As expected, May was certainly a busy month for severe weather in the United States. Each day of the month had at least 20 severe weather reports across the nation, and 13 dates experienced above-average severe weather activity.
For the entire month, the National Weather Service received 4,360 severe weather reports – about 15% above the average of 3,782.
The most active day was on May 12 during a nearly record-setting derecho that slammed parts of the Great Plains and Midwest with damaging winds spread across hundreds of miles. The 420 severe weather reports rank as the most active day in 2022 so far.
Five days had more than double the daily average of 122 severe weather reports.
Hundreds of tornado reports, but still below average
The National Weather Service received 206 tornado reports, which is below the average of 275.
But what the month was lacking in number, it made up in geographical spread. Tornado reports covered 31 states in May, including Oregon, Washington, Idaho and New Hampshire – states that rarely see tornadoes. For New Hampshire, it was just the 12th May tornado since 1950. Minnesota was the surprise leader in tornado reports at 42.
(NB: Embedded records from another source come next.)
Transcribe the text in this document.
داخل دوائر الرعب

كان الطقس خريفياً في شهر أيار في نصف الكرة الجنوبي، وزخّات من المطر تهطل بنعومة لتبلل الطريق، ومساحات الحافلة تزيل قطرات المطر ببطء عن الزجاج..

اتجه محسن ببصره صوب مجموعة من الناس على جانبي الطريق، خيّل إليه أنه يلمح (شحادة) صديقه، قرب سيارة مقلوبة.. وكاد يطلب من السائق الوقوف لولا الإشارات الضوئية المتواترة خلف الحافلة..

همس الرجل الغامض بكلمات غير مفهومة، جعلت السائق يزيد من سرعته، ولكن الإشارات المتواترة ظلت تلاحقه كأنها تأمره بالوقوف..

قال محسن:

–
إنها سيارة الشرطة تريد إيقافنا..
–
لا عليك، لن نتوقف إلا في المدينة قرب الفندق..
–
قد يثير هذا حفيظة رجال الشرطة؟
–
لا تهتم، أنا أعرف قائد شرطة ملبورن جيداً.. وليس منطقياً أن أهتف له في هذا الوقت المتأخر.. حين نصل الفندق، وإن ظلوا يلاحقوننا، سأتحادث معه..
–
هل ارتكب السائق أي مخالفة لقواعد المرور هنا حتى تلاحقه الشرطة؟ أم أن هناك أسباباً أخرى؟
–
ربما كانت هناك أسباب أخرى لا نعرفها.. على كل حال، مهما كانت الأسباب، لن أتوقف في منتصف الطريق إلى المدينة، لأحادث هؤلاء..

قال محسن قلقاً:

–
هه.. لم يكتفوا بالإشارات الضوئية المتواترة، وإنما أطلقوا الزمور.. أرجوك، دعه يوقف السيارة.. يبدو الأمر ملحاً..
The busiest day for tornadoes was during the derecho on the 12th. There were 32 reported tornadoes, ranking as the 7th busiest tornado day of 2022 so far.
While the Lockett and Goodwin tornadoes were both in rather rural areas, the Gaylord tornado hit a more populated location in North Central Michigan. It is Michigan's first EF3 (or stronger) tornado since 2012 and the first tornado to hit Gaylord since records started in 1950. The tornado is responsible for killing two people and ijuring 44 others.
Despite the rash of northern tornadoes in May, the South still leads the U.S. with tornadoes so far in 2022. Mississippi remains the national leader with 111 tornadoes this year, followed by Texas with 103 and Alabama with 80. The 810 total reports so far this year is just above the long-term average of 770.
107 mph wind gust tops stormy month
May is leading the way for number of damaging wind reports at 2,796, making it the busiest month for damaging wind so far this year – fueled largely by the May 12 derecho.
May 12 joins the 6th and 21st as three of the top five severe wind activity days of the year. The 12th's 311 reports are the most for 2022 so far. That includes a handful of wind gusts over 100 mph including a 107-mph gust registered by a road sensor in Tripp, South Dakota.
Once again, despite the northern storms, the South still leads the way for severe wind reports after their stormy March and April. Over 4,000 reports of damaging wind have been made in 2022 with Mississippi leading the U.S. with 348. North Carolina (307) and Virginia (265) round out the top three.
May now ranks as the busiest month of 2022 for large hail reports at 1,253. But that still leaves the year about 1,000 reports below average for the year.
Don't tell that to the folks under a barrage of hail in Okemah, Oklahoma where hail about 4.5 inches in diameter – the size of grapefruits! - was observed.
Quiet on the Flash Flood front so far…
The 217 reports of flash flooding made in May were less than half of what we would expect in a typical month, which is over 500.
With 2022 still lacking a large, widespread, flash flooding event, storm reports continue to lag behind the year-to-date average.
Unlike other types of severe weather, flash flooding can strike anytime of the year, and it will only take one prolific, high population event to catch up.
Thankfully that has not happened yet and the year continues to be quiet(er) on the flash flooding front. So far this year we've seen 647 reports of flash flooding made.
The average through May is just over 1,000.